A shop is exceeding its allotment of interactive processing power on its iSeries and the iSeries arbiter is kicking in and bringing the system to its knees. Understaffed and budget-constrained IT shops cannot afford the large charge to increase their interactive processing power nor can they afford to rewrite their applications to be client/server. Management is adding more users to the system, users are complaining, and it's up to you to get this problem solved ASAP. What can you do?
I have a friend that was in just this situation recently and asked me for some help on how to solve this problem. The solution is outlined here. I suspect his experience is fairly typical of those in this situation. In a nutshell, his solution was to leave most of his applications intact but pull out the parts of the program that were causing the arbiter to kick in and make those portions client/server. He needed a process that was repeatable, fast, easy to use and worked for a variety of functions. He also did this using standard iSeries functions that any programmer would be familiar with.
In these periods of slowdown, my friend's first step was to find his biggest problem applications. He did this by using WRKACTJOB and looking for several "red flags" about his interactive jobs. These were interactive jobs that stayed in a run state for more than a second or two and/or jobs that that had a high number in the CPU usage, interactive response time or auxiliary IO fields.

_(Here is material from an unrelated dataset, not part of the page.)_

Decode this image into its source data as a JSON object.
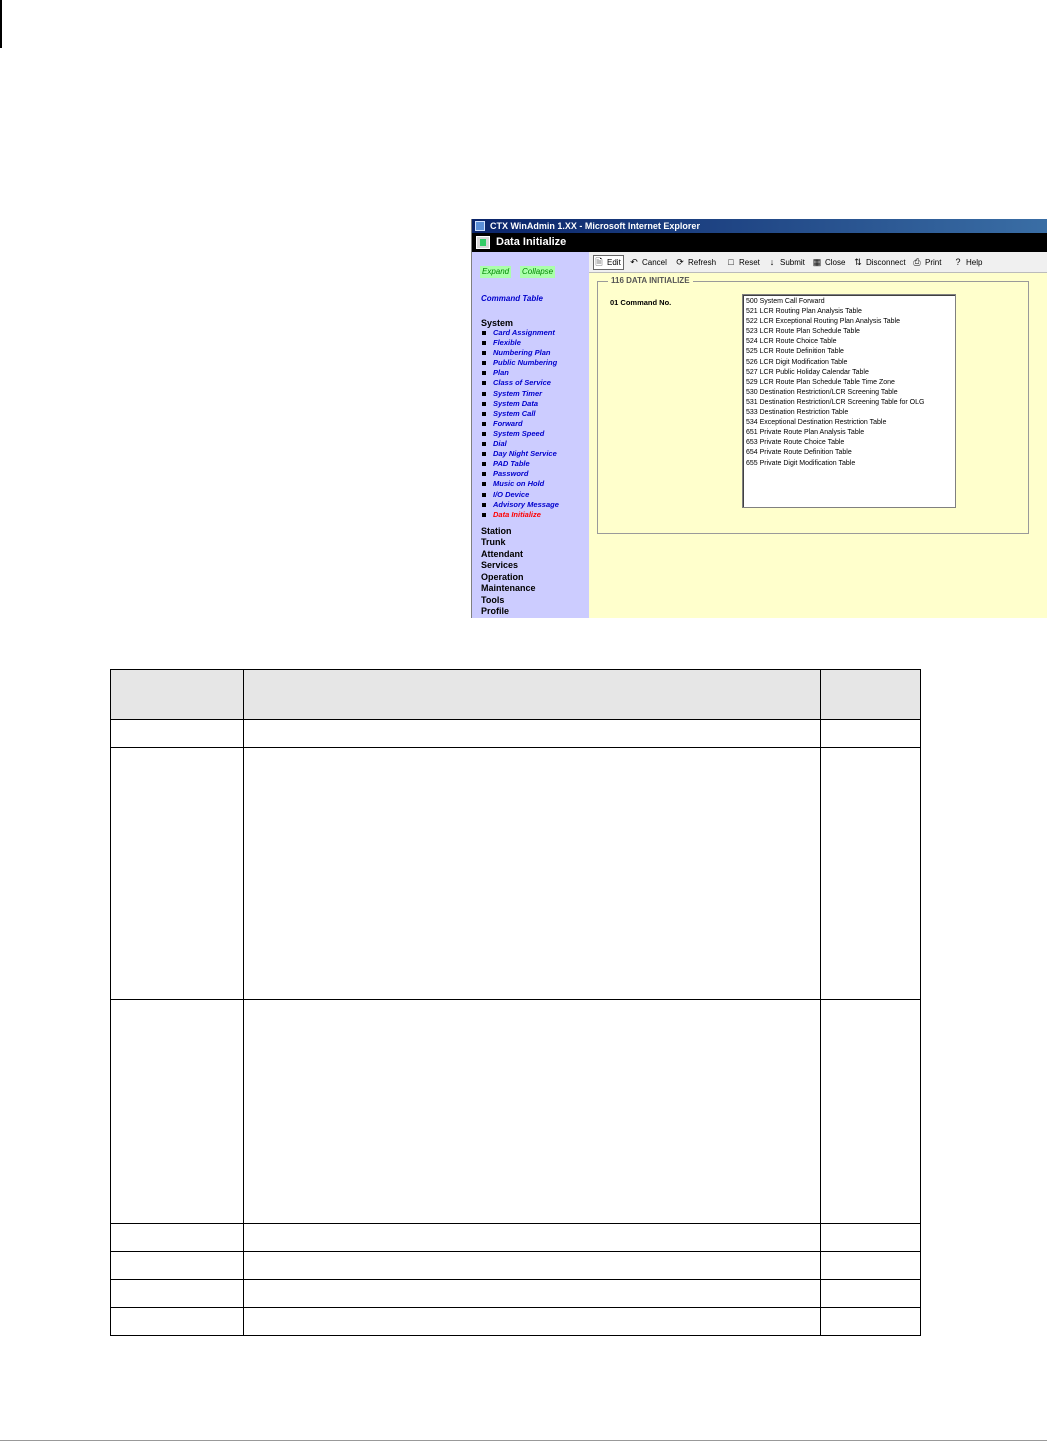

He then displayed the job and looked at the call stack to see what programs were being run. From there, he went on to find the parts of the program that were kicking in the arbiter. What he found was that most of his applications were pretty efficient, but parts of the application used a lot of CPU because the program was doing some complex calculations, had to read a lot of records for a summary, etc.
Those portions were critical to the operation of the program, so what he did was take those subroutines and make them into separate programs, along with any needed parms to run those subroutines as stand-alone programs. From his interactive program, he called a client/server process that would do the heavy work in batch and then return or create what was needed for his interactive program to continue processing. In a little more than a week, he solved his problem and he also noticed that some programs actually run faster than they did when they were all in one program.
Here is a high level overview of how this works:
- In your legacy program, call BCS001C to ensure the server process is started and to retrieve the names of your job specific data queues.
- Fill data structure BCSDS with your parm data. That includes the program to call in batch, any parms and the names of your data queues retrieved earlier.
- Send your data queue entry to the batch process.
- Receive your data queue entry, populate any variables and continue processing in your interactive program.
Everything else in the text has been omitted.